We are using the big query JAVA API to retrieve results for our analytics reporting frontend. We are trying to retrieve the results synchronously. A lot of times we get Read timed out error, even before the query timeout as specified in the parameters. Here's the stack trace for a sample fail:
java.net.SocketTimeoutException: Read timed out
at java.net.SocketInputStream.socketRead0(Native Method)
at java.net.SocketInputStream.read(SocketInputStream.java:129)
at com.sun.net.ssl.internal.ssl.InputRecord.readFully(InputRecord.java:293)
at com.sun.net.ssl.internal.ssl.InputRecord.read(InputRecord.java:331)
at com.sun.net.ssl.internal.ssl.SSLSocketImpl.readRecord(SSLSocketImpl.java:830)
at com.sun.net.ssl.internal.ssl.SSLSocketImpl.readDataRecord(SSLSocketImpl.java:787)
at com.sun.net.ssl.internal.ssl.AppInputStream.read(AppInputStream.java:75)
at java.io.BufferedInputStream.fill(BufferedInputStream.java:218)
at java.io.BufferedInputStream.read1(BufferedInputStream.java:258)
at java.io.BufferedInputStream.read(BufferedInputStream.java:317)
at sun.net.www.http.HttpClient.parseHTTPHeader(HttpClient.java:697)
at sun.net.www.http.HttpClient.parseHTTP(HttpClient.java:640)
at sun.net.www.protocol.http.HttpURLConnection.getInputStream(HttpURLConnection.java:1195)
at java.net.HttpURLConnection.getResponseCode(HttpURLConnection.java:379)
at sun.net.www.protocol.https.HttpsURLConnectionImpl.getResponseCode(HttpsURLConnectionImpl.java:318)
at com.google.api.client.http.javanet.NetHttpResponse.<init>(NetHttpResponse.java:36)
at com.google.api.client.http.javanet.NetHttpRequest.execute(NetHttpRequest.java:94)
at com.google.api.client.http.HttpRequest.execute(HttpRequest.java:965)
at com.google.api.client.googleapis.services.AbstractGoogleClientRequest.executeUnparsed(AbstractGoogleClientRequest.java:410)
at com.google.api.client.googleapis.services.AbstractGoogleClientRequest.executeUnparsed(AbstractGoogleClientRequest.java:343)
at com.google.api.client.googleapis.services.AbstractGoogleClientRequest.execute(AbstractGoogleClientRequest.java:460)
I am not able to retrieve the job id of the resulting job as the error occurs before I can retrieve a JobReference object.

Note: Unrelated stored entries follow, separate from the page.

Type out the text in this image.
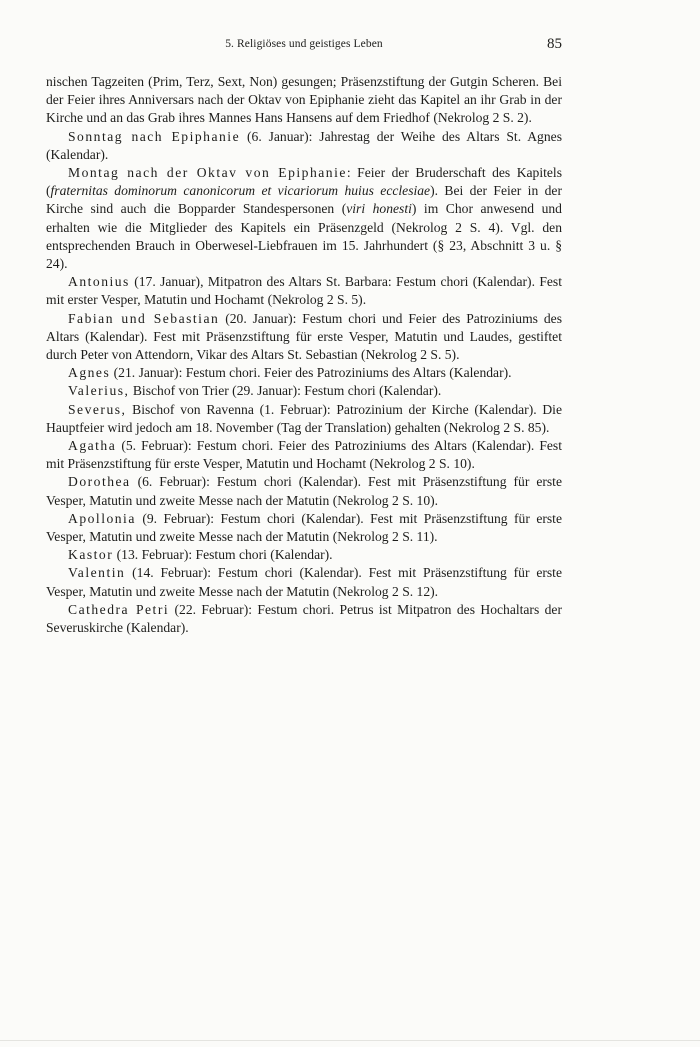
5. Religiöses und geistiges Leben	85

nischen Tagzeiten (Prim, Terz, Sext, Non) gesungen; Präsenzstiftung der Gutgin Scheren. Bei der Feier ihres Anniversars nach der Oktav von Epiphanie zieht das Kapitel an ihr Grab in der Kirche und an das Grab ihres Mannes Hans Hansens auf dem Friedhof (Nekrolog 2 S. 2).

Sonntag nach Epiphanie (6. Januar): Jahrestag der Weihe des Altars St. Agnes (Kalendar).

Montag nach der Oktav von Epiphanie: Feier der Bruderschaft des Kapitels (fraternitas dominorum canonicorum et vicariorum huius ecclesiae). Bei der Feier in der Kirche sind auch die Bopparder Standespersonen (viri honesti) im Chor anwesend und erhalten wie die Mitglieder des Kapitels ein Präsenzgeld (Nekrolog 2 S. 4). Vgl. den entsprechenden Brauch in Oberwesel-Liebfrauen im 15. Jahrhundert (§ 23, Abschnitt 3 u. § 24).

Antonius (17. Januar), Mitpatron des Altars St. Barbara: Festum chori (Kalendar). Fest mit erster Vesper, Matutin und Hochamt (Nekrolog 2 S. 5).

Fabian und Sebastian (20. Januar): Festum chori und Feier des Patroziniums des Altars (Kalendar). Fest mit Präsenzstiftung für erste Vesper, Matutin und Laudes, gestiftet durch Peter von Attendorn, Vikar des Altars St. Sebastian (Nekrolog 2 S. 5).

Agnes (21. Januar): Festum chori. Feier des Patroziniums des Altars (Kalendar).

Valerius, Bischof von Trier (29. Januar): Festum chori (Kalendar).

Severus, Bischof von Ravenna (1. Februar): Patrozinium der Kirche (Kalendar). Die Hauptfeier wird jedoch am 18. November (Tag der Translation) gehalten (Nekrolog 2 S. 85).

Agatha (5. Februar): Festum chori. Feier des Patroziniums des Altars (Kalendar). Fest mit Präsenzstiftung für erste Vesper, Matutin und Hochamt (Nekrolog 2 S. 10).

Dorothea (6. Februar): Festum chori (Kalendar). Fest mit Präsenzstiftung für erste Vesper, Matutin und zweite Messe nach der Matutin (Nekrolog 2 S. 10).

Apollonia (9. Februar): Festum chori (Kalendar). Fest mit Präsenzstiftung für erste Vesper, Matutin und zweite Messe nach der Matutin (Nekrolog 2 S. 11).

Kastor (13. Februar): Festum chori (Kalendar).

Valentin (14. Februar): Festum chori (Kalendar). Fest mit Präsenzstiftung für erste Vesper, Matutin und zweite Messe nach der Matutin (Nekrolog 2 S. 12).

Cathedra Petri (22. Februar): Festum chori. Petrus ist Mitpatron des Hochaltars der Severuskirche (Kalendar).
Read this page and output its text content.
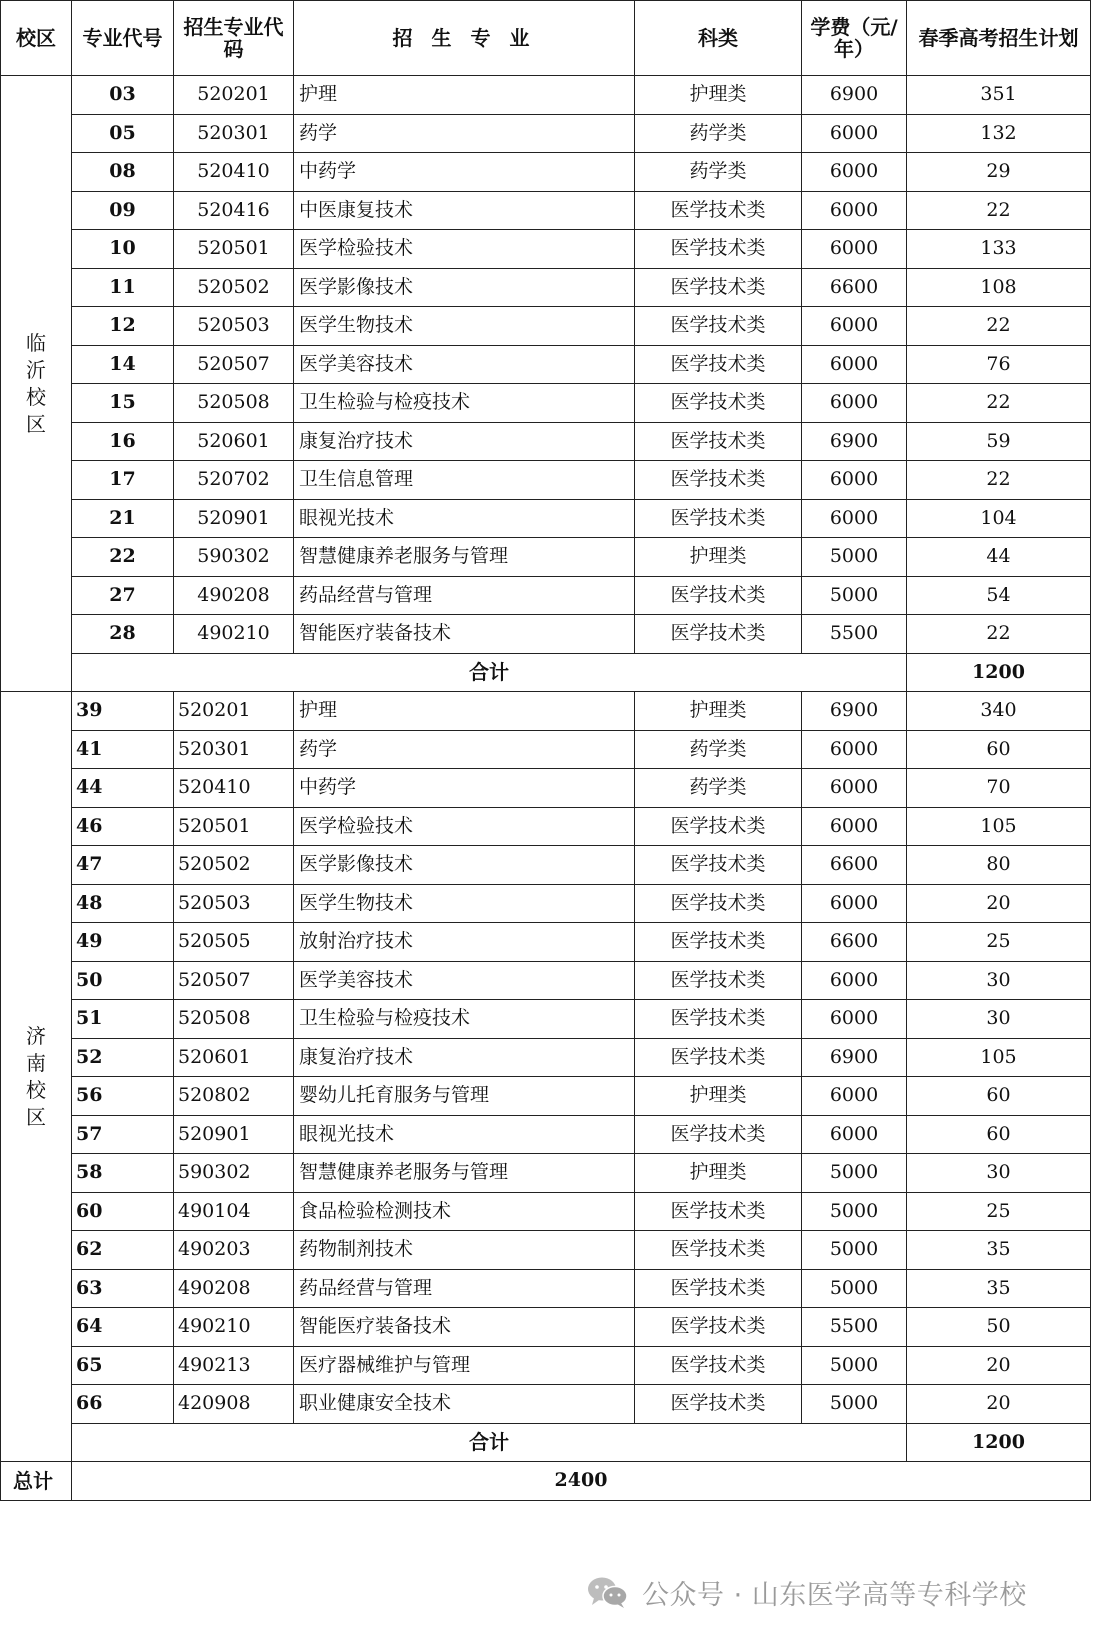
校区	专业代号	招生专业代码	招 生 专 业	科类	学费（元/年）	春季高考招生计划
临沂校区	03	520201	护理	护理类	6900	351
	05	520301	药学	药学类	6000	132
	08	520410	中药学	药学类	6000	29
	09	520416	中医康复技术	医学技术类	6000	22
	10	520501	医学检验技术	医学技术类	6000	133
	11	520502	医学影像技术	医学技术类	6600	108
	12	520503	医学生物技术	医学技术类	6000	22
	14	520507	医学美容技术	医学技术类	6000	76
	15	520508	卫生检验与检疫技术	医学技术类	6000	22
	16	520601	康复治疗技术	医学技术类	6900	59
	17	520702	卫生信息管理	医学技术类	6000	22
	21	520901	眼视光技术	医学技术类	6000	104
	22	590302	智慧健康养老服务与管理	护理类	5000	44
	27	490208	药品经营与管理	医学技术类	5000	54
	28	490210	智能医疗装备技术	医学技术类	5500	22
	合计					1200
济南校区	39	520201	护理	护理类	6900	340
	41	520301	药学	药学类	6000	60
	44	520410	中药学	药学类	6000	70
	46	520501	医学检验技术	医学技术类	6000	105
	47	520502	医学影像技术	医学技术类	6600	80
	48	520503	医学生物技术	医学技术类	6000	20
	49	520505	放射治疗技术	医学技术类	6600	25
	50	520507	医学美容技术	医学技术类	6000	30
	51	520508	卫生检验与检疫技术	医学技术类	6000	30
	52	520601	康复治疗技术	医学技术类	6900	105
	56	520802	婴幼儿托育服务与管理	护理类	6000	60
	57	520901	眼视光技术	医学技术类	6000	60
	58	590302	智慧健康养老服务与管理	护理类	5000	30
	60	490104	食品检验检测技术	医学技术类	5000	25
	62	490203	药物制剂技术	医学技术类	5000	35
	63	490208	药品经营与管理	医学技术类	5000	35
	64	490210	智能医疗装备技术	医学技术类	5500	50
	65	490213	医疗器械维护与管理	医学技术类	5000	20
	66	420908	职业健康安全技术	医学技术类	5000	20
	合计					1200
总计	2400					
公众号 · 山东医学高等专科学校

The timeout specified in this case was 300 sec. The query failed well before it. The query contains three JOIN's and several GROUP EACH BY clauses. Can you suggest us a possible way to debug this ?
Adding the code snippet:
QueryRequest queryInfo = new QueryRequest().setQuery(sql)
.setTimeoutMs(timeOutInSec * 1000);
// get project id
BQGameConnectionDetails details = Config
.getBQConnectionDetails(gameId);
String projectId = details.getProjectId();
Bigquery.Jobs.Query queryRequest = getInstance(gameId).jobs()
.query(projectId, queryInfo);
QueryResponse response = queryRequest.execute();
There are two timeouts involved. The first timeout is in the HTTP request you've sent to bigquery. The second is in the bigquery request timeout. It sounds like you've set the latter to a large value, but the former is likely the timeout that you're hitting. If the HTTP request times out before the BigQuery timeout, the connection will be closed and BigQuery won't have a chance to respond.
There are two options: First is to increase the HTTP request timeout (which depends on the libraries you're using, but this page here may be helpful). The second is to decrease the bigquery timeout. This means you'll have to use jobs.getQueryResults() to read the actual results, but this is a more robust method because it doesn't matter how long the query takes, you can just call getQueryResults() in a loop. I would post a link to a good java sample that does this, but I don't know that one exists, unfortunately.